Другое дело, что пробраться в заветный Дом, славившийся по всей Первопрестольной, было так же трудно, как проникнуть в Кремль через Спасские ворота, и мы прибегали к разным ухищрениям, чтобы просочиться сквозь череду здешних церберов и попасть в наш излюбленный «пестрый зал». Самым злым и несговорчивым из них был плотненький, головастый старичок ростом с большого карлика, который гонял нас, как мальчишек, и выставлял на позор перед уважаемыми людьми. Бывало мы устроимся компанией в уголке и делаем вид, как будто нас вовсе не существует, а он углядит нас издалека, даром что был подслеповат, словно учует, подкрадется и заорет:
– Которые не члены Союза советских писателей – пожалуйте выйти вон!
В один прекрасный день мы с мужиками сговорились встретиться в «пестром зале» потолковать под водочку о том, о сем, и я решил воспользоваться случаем, чтобы прочитать свой рассказ про тамбовскую междоусобицу и послушать, что скажут о нем мои товарищи по перу. На счастье, главный цербер не мог нам физически помешать, так как был болен и сидел на бюллетене; один из наших попал в Дом, одолжив у Андрея Вознесенского его знаменитые пальто и шарф, другие пробрались через писательскую библиотеку на втором этаже, третьи через кухню ресторана, и в назначенный час мы именинниками сидели в своем углу.
Мы взяли по сто пятьдесят граммов водки, которая была тут необычайно дешева, по бутерброду с осетинским сыром, и я стал читать приятелям свой рассказ. Гул стоял в зале невообразимый, и декламация происходила на повышенных тонах, но тем внимательней меня слушали: народ-то собрался доброжелательный, независтливый, органически симпатизирующий писательскому труду.

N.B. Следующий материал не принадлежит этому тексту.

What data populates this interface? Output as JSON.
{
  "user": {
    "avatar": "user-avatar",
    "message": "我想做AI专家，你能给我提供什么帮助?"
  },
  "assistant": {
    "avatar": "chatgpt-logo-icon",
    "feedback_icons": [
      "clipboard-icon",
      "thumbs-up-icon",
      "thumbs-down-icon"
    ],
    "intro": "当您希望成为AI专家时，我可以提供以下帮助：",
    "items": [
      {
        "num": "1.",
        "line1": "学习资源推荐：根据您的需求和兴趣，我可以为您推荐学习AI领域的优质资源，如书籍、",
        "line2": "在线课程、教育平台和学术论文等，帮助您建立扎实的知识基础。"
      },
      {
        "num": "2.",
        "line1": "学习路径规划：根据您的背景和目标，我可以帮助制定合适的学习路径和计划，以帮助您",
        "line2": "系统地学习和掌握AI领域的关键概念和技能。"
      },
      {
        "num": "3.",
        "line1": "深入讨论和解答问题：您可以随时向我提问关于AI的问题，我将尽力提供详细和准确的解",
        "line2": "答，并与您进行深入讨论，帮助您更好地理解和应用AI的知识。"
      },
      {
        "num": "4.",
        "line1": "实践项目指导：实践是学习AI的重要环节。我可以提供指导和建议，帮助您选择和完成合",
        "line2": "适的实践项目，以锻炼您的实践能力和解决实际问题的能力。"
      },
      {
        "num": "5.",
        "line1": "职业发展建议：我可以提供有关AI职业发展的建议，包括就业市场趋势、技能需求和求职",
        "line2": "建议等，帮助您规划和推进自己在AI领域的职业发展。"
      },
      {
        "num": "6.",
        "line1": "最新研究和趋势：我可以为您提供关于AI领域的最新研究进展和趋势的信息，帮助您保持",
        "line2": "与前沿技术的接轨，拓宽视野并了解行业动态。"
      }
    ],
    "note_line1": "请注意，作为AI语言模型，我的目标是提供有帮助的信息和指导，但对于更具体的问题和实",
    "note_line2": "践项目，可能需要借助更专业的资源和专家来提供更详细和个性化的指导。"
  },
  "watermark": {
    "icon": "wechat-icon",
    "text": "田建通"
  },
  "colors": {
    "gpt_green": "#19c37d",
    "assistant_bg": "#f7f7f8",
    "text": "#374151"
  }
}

Когда я закончил чтение, наша компания с полминуты молчала, многозначительно, сосредоточенно молчала, точно они в муках обдумывали отзыв на мой шедевр, наконец, один из наших обхватил руками голову и сказал:
– Черт его знает, может быть, даже и ничего! Во всяком случае, все на месте: есть фабула, экспозиция, динамика, подноготное, есть финал. Главное – финал! Вот возьмите «Дом с мезонином»: вроде бы только и всего, что народ болтает о разном за чашкой чая и дурью мается, и вдруг «Мисюсь, где ты?» – и тебя прошибет непрошеная слеза!..
Другой сказал:
– Я бы только взял покруче, а то получается немного легковесно (тем более что дело происходит на Тамбовщине), не так драматично, как во время восстания под предводительством атамана Антонова, нашего крестьянского Спартака.
– Куда уж круче! – возразил я. – И так цензура его черта с два пропустит, если дело дойдет до публикации, скажут: налицо враждебная вылазка против колхозного крестьянства, и вообще, где тут социалистический реализм?..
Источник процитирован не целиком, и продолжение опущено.